Editor's
Note: The
following essay was written in fulfillment of the open response exercise for
week 2 of Harvard University's month-long Massive Open Online Course (MOOC) Poetry in America: Dickinson,
currently being offered by edX.
Dickinson’s Use of Synesthesia
Steven
Wittenberg Gordon
Emily Dickinson
sometimes uses synesthesia, the
intermingling of two or more senses, in order to covey sensory experience in
her poetry. These multiple sensory
experiences allow the reader to run the poem through the body as it is
read.

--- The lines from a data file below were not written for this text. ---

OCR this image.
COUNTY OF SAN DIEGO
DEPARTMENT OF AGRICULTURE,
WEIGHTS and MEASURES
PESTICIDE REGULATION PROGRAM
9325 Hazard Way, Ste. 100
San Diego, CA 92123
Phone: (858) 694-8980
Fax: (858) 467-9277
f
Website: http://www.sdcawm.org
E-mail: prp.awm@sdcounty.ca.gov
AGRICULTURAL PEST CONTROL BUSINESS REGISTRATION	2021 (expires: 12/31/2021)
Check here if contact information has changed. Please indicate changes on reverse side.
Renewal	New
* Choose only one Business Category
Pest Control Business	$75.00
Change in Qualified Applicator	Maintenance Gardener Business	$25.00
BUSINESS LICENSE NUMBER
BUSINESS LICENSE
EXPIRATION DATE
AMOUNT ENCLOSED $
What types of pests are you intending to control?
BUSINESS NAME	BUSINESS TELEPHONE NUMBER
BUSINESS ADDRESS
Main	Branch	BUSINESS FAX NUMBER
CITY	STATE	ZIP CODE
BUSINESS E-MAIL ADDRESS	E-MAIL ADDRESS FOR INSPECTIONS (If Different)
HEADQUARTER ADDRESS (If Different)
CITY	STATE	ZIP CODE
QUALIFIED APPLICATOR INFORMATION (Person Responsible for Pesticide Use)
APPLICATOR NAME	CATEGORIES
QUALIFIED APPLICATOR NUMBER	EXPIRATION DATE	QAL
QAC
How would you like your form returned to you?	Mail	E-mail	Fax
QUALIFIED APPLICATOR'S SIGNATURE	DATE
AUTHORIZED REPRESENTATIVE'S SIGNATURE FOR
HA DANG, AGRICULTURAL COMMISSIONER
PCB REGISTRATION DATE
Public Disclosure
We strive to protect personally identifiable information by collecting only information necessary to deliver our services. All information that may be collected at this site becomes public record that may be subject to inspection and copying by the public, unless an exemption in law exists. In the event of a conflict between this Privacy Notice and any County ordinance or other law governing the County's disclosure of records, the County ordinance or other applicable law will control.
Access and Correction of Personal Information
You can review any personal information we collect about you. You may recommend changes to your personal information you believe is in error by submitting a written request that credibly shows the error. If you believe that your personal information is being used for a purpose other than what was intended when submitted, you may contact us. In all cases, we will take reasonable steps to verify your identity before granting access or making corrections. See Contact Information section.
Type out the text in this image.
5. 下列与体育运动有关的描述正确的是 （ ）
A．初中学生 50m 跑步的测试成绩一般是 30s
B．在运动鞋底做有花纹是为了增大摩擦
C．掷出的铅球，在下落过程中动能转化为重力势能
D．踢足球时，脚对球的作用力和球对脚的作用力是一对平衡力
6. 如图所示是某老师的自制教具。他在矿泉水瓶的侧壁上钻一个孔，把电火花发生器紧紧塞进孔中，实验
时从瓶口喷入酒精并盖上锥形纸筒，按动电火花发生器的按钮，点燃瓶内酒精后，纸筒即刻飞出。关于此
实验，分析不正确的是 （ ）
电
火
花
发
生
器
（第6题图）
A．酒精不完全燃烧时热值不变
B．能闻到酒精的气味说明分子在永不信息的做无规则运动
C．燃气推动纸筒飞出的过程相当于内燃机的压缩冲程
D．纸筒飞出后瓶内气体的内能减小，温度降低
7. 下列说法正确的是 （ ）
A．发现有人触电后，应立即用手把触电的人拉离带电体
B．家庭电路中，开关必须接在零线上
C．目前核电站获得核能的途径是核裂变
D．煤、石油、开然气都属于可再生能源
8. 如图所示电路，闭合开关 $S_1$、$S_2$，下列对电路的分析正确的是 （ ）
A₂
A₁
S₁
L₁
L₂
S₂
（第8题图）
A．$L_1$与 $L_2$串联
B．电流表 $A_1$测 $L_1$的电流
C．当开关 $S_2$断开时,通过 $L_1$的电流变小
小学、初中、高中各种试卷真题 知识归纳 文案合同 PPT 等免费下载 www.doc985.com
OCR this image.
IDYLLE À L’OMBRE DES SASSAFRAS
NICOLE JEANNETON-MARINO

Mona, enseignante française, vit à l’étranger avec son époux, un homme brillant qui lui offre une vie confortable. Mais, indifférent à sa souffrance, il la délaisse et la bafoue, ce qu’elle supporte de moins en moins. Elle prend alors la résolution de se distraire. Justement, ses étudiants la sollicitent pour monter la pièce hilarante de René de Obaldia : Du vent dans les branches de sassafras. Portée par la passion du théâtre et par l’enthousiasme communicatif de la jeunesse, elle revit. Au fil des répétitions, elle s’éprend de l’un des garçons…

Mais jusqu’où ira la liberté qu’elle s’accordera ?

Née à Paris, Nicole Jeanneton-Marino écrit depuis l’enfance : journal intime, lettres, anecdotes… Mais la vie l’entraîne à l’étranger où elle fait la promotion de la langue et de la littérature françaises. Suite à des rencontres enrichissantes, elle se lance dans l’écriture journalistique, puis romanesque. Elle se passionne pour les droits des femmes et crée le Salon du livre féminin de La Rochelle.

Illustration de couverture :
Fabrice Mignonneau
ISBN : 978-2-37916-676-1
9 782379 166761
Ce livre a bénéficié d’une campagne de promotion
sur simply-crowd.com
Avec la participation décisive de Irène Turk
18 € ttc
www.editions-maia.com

A fine example of this
device is the opening and titular line of “Bring me the sunset in a cup--”
https://courses.edx.org/c4x/HarvardX/AmPoX.4/asset/140_Bring_me_the_sunset_in_a_cup_v2.pdf. Here the colors of the sunset are fused
into a fantastical beverage. The
reader cannot help but wonder what such a draught would taste like, smell like,
feel like in the mouth, feel like going down the throat. Would it be warm, like whiskey? For that matter, would such a luxurious
and unusual drink make one drunk like whiskey?
Another example
of Dickinson’s use of synesthesia, perhaps less obvious than the above example,
may be found in the first stanza of “There’s a certain Slant of light” https://courses.edx.org/c4x/HarvardX/AmPoX.4/asset/320_Theres_a_certain_Slant_of_light.pdf.
Winter
Afternoons --
That
oppresses, like the Heft
Of
Cathedral Tunes --
Here Dickinson
compares light, which normally is thought to possess only ethereal qualities,
as a “tune” or sound with the additional quality of “Heft” or substance. The reader now conceives of light in an
unusual and different way. This
light is not just something to be seen.
It is also somehow heard and felt.
The senses of sight, hearing, and touch are simultaneously engaged. The light washes over the body and
enters the body through the ears as well as the eyes. In sight, in Dickinson, there is much insight.